When classifying critical points of $f(x,y)$, what does a "degenerate point" (when $f_{xx}f_{yy}=f_{xy}^2$) mean, exactly?

In my textbook, I have the following way of classifying critical points:

$$\begin{array} {|c|c|c|c|}\hline f_x=f_y=0 & f_{xx} < 0 & W > 0 & \text{local maximum} \\ f_x=f_y=0 & f_{xx} > 0 & W > 0 & \text{local minimum} \\ f_x=f_y=0 & f_{xx} \text{ anything} & W < 0 & \text{saddle point} \\ f_x=f_y=0 & f_{xx} \text{ anything} & W = 0 & \text{degenerate} \\ \hline \end{array}$$

Notation: $$f_x$$ and $$f_y$$ are partial derivatives with respect to $$x$$ and $$y$$. And $$W=f_{xx}f_{yy}-f^2_{xy}$$ is the determinant of the Jacobian of second derivatives.

I understand what minimum/maximum points are and what saddle points are.

But what does a degenerate point mean, exactly?
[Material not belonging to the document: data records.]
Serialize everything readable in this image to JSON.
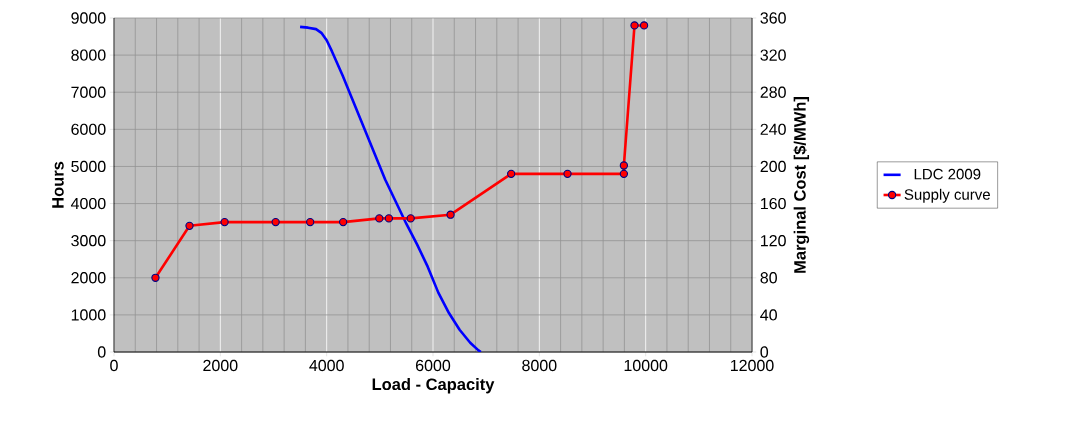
{
  "chart_data": {
    "type": "line",
    "xlabel": "Load - Capacity",
    "ylabel": "Hours",
    "y2label": "Marginal Cost [$/MWh]",
    "xlim": [
      0,
      12000
    ],
    "xticks": [
      0,
      2000,
      4000,
      6000,
      8000,
      10000,
      12000
    ],
    "ylim": [
      0,
      9000
    ],
    "yticks": [
      0,
      1000,
      2000,
      3000,
      4000,
      5000,
      6000,
      7000,
      8000,
      9000
    ],
    "y2lim": [
      0,
      360
    ],
    "y2ticks": [
      0,
      40,
      80,
      120,
      160,
      200,
      240,
      280,
      320,
      360
    ],
    "grid": true,
    "legend": "right",
    "series": [
      {
        "name": "LDC 2009",
        "color": "#0000ff",
        "marker": "none",
        "x": [
          3500,
          3650,
          3800,
          3900,
          4000,
          4100,
          4300,
          4500,
          4700,
          4900,
          5100,
          5300,
          5500,
          5700,
          5900,
          6100,
          6300,
          6500,
          6700,
          6850,
          6900
        ],
        "values": [
          8760,
          8740,
          8700,
          8600,
          8400,
          8100,
          7450,
          6750,
          6050,
          5350,
          4650,
          4050,
          3450,
          2900,
          2300,
          1600,
          1050,
          600,
          250,
          50,
          0
        ]
      },
      {
        "name": "Supply curve",
        "color": "#ff0000",
        "marker": "circle",
        "axis": "y2",
        "x": [
          780,
          1420,
          2080,
          3040,
          3690,
          4310,
          4990,
          5170,
          5580,
          6330,
          7470,
          8530,
          9590,
          9590,
          9790,
          9970
        ],
        "values": [
          80,
          136,
          140,
          140,
          140,
          140,
          144,
          144,
          144,
          148,
          192,
          192,
          192,
          201,
          352,
          352
        ]
      }
    ]
  }
}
I'm a bit surprised to see the word "degenerate" here - but what it means in context is that if $$f_x=0$$ and $$f_y=0$$ and $$\det J_f = 0$$, then the method fails to establish anything - you could be at a maximum or minimum, or you might not be. Basically, it's a catch-all case to say "you don't know what happened".
The method here works because we could write $$f(x+\Delta x,y + \Delta y) - f(x,y)\approx \frac{1}2f_{xx}(x,y)\cdot(\Delta x)^2 + f_{xy}(x,y)\cdot(\Delta x)(\Delta y) + \frac{1}2f_{yy}(x,y)\cdot(\Delta y)^2$$ where the approximation is good up to smaller than quadratic terms near $$(x,y)$$. If the determinant of $$J_f$$ is positive, we can say that we know what the approximation on the right looks like: it's some sort of "cup" shape forming a local minimum/maximum - perhaps it's something like $$(\Delta x)^2 + (\Delta y)^2$$. Similarly, a negative determinant indicates a saddle shape like $$(\Delta x)^2 - (\Delta y)^2$$. These shapes are robust to change in that adding a less-than-quadratic term does not affect the overall shape.
However, if the determinant of $$J_f$$ vanishes, that means that the approximation on the right will have some direction in which the approximation does not change and where the approximation's derivatives also vanish - it might look like $$(\Delta x)^2$$ where the function is curved upwards along the $$x$$ axis, but flat along the $$y$$-axis. The higher order terms would affect the behavior along the $$y$$ axis - maybe you're at a local minimum like if you had the function $$x^2+y^4$$ near $$(0,0)$$. Maybe it's a sort of saddle point, like in $$x^2 - y^4$$. Maybe it's something weird like $$x^2 + y^3$$ which is not a minimum or maximum, nor is it really a saddle point. Even worse, the approximation could just be $$0$$, where we learned pretty much nothing about the function from its first and second order terms. This happens for functions like $$x^3+y^3$$ or $$x^4+y^4$$ where you can see two different behaviors.
Basically: whenever the determinant of $$J_f$$ is non-zero, the behavior of the function locally is well described by a quadratic approximation that classifies it between minimum, maximum, and saddle point. When this determinant is zero, we need to look at better approximations. It's the same issue as arises in one dimension where if we know $$f'(x)=0$$ we can determine minimum or maximum if $$f''(x)\neq 0$$, but would need more information if $$f''(x)=0$$.